The context is a single page webapp with a section that allows users to vote on content. The votable content is loaded via ajax.

The webapp itself implements the back button using the HTML5 history api. But since it is preferable to not have people vote multiple times on the same item, the back functionality is not implemented for the content voting part. To explain better, clicking the back button while on a voting page will not take the user back to the previous votable content, but rather to whatever other page (like contact/submit/profile/etc.) the user was on before coming to the voting part.

Does this seem reasonable? Is there a better way of going about this?

Edit: clarification with example flow.

Suppose the user views the webapp's pages in the following sequence: Home > About > Contact us > Voting page (item 1) > Voting page (item 2) > Voting page (item 3)

Now when the user clicks on Back while they're on Voting page (item 3) will take the user back to the Contact us page, and not to Voting page (item 2).

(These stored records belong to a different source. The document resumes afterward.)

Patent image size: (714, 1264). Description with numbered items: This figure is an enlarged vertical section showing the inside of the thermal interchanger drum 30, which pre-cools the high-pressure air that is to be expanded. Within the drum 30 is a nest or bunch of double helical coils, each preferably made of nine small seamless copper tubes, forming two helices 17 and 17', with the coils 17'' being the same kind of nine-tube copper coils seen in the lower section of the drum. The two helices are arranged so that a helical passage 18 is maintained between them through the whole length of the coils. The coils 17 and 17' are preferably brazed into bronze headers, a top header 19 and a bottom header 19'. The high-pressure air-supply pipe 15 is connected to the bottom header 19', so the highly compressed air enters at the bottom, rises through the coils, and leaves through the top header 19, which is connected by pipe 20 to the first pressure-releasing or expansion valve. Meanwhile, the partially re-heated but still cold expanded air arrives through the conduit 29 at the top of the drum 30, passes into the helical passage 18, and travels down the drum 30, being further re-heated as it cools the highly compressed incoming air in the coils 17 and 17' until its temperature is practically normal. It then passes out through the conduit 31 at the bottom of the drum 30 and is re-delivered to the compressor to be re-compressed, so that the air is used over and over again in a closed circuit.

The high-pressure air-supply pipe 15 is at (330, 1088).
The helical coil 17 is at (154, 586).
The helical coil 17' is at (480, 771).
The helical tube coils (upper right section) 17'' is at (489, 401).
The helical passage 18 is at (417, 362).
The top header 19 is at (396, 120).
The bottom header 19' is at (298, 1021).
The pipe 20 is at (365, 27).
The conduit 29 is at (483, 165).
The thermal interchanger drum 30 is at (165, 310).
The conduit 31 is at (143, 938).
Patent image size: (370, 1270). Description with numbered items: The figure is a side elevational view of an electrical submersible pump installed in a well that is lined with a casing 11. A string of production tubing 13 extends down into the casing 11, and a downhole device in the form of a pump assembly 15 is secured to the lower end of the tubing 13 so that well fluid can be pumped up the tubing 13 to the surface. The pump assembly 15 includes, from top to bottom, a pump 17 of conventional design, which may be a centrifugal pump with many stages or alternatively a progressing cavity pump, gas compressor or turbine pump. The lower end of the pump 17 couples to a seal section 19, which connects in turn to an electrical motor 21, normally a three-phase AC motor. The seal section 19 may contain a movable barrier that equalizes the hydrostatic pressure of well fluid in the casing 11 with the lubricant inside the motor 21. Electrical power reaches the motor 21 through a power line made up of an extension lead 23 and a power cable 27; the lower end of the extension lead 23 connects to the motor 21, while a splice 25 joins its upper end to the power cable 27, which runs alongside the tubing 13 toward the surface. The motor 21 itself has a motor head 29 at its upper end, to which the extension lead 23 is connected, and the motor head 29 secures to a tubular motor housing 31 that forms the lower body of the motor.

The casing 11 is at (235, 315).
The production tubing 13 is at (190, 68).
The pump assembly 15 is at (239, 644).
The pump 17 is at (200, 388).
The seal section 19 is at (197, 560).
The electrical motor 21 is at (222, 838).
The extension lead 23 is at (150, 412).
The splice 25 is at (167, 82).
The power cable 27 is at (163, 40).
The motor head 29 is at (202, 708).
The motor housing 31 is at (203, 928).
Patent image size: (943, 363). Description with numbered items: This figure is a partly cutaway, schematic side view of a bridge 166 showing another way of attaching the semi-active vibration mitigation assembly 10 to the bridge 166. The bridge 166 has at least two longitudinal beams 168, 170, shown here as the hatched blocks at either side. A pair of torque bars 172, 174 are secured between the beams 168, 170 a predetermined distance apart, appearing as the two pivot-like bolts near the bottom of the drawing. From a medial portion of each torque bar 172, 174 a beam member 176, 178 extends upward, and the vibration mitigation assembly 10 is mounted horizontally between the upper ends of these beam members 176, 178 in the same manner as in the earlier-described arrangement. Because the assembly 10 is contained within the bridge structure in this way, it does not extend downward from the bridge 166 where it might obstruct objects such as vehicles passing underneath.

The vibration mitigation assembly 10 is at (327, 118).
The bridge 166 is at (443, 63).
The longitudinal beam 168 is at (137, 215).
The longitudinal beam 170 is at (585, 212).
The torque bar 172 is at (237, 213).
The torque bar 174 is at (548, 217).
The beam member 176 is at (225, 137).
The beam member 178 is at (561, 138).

My dilemma is that whether the back button should take back to the last votable item (Voting page (item 2)), or to the last item before the user got on to the voting screen (Contact us).

  • 3
    A general tip that I have learnt throughout the years is that as soon as you change standards that people are really used to (like having the back button going back to previous page) leads to lots of user experience issues. What if the user, for example, accidentally ends up on the voting page and wants to return to the previous page? It sounds like you should have something on the voting page that detects if the user has voted before, instead of turning off the back button... May 16, 2018 at 7:45
  • Hi Henrik, actually that is what it does presently - clicking back will take the user to the previous "page" (e.g. about/contact/profile/etc.) but NOT to the previous voting item. So it is exactly as you say: if someone lands on the voting page by mistake, they can just click back. But one cannot click back to the previous voting item.. Is this still suboptimal?
    – ahron
    May 16, 2018 at 17:01
  • @HenrikEkblom Just edited the question with a sample flow for sake of clarity.
    – ahron
    May 16, 2018 at 17:11
  • How can you change your mind and modify a vote? I assume this is not supported May 16, 2018 at 17:31
  • Of course not. So, in case it is designed such that the back button takes back to the previous votable item, the voting buttons would have to be deactivated via javascript. My dilemma is that whether the back button should take back to the last votable item, or to the last item before the user got on to the voting screen. What do you think?
    – ahron
    May 17, 2018 at 2:53

4 Answers 4


What you ask about is a really great question.

My guess would be to take the user back to the thing they were on before they started the voting process.

The only real way to know is to perform a quick usability test.

Alternatively, you could try providing two links and let the users decide.

  1. “Back to ______” <—- where they were before the voting process
  2. “Go to Home”

Or even, if it’s of interest and available:

“See a list of all things you’ve voted on”


You could use a Progress Tracker for the voting page. This way, the user wouldn't feel like each vote is on a different page, and the back button could still have the current behaviour. Also, you could show the user what items he already voted for.


You should consider integrating databases in your application to capture the fact that the user has voted. The database record will initially say that this user has not yet voted. Then they vote and it should check that they have not voted yet. Once you know the user has voted and you store this information in a database table, they are always allowed to go back to the previous page but if they try to vote again your application should be smart enough to check the database first and see that they have already voted and tell them this fact.

Writing good software is as much about checking things first and designing the software correctly as anything else.

  1. Bad UX. Sending users to any page other than previously displayed is a bad UX.

  2. Not a solution. Suppose you display something different on the "history back". This will not prevent users from voting many times. If smb. wants to, he will to to the beginning of the voting via "Home > About > Contact us" and will vote again, as man time as he wants. Manipulating the history does not prevent from multiple voting.

  3. Semi solution. Use Cookies to indicate if this user has voted. Many users are not aware of the web basics, they don't clean up cookies for days. Such users will not search for a particular cookie to delete it and to vote again. Such approach does not prevent a little more experienced users from cleaning up cookies and voting again. But still it is better than manipulating the history.

  4. Reliable solution. Allow voting only for users that are logged in. On your server store the indicator if the particular user has voted. Some users may have more than a single account. But creating each account (and first creating a new email account at some email provider) consumes normally much time and can hardly be automated. So you can consider the amount of users with multiple accounts as very small and not important.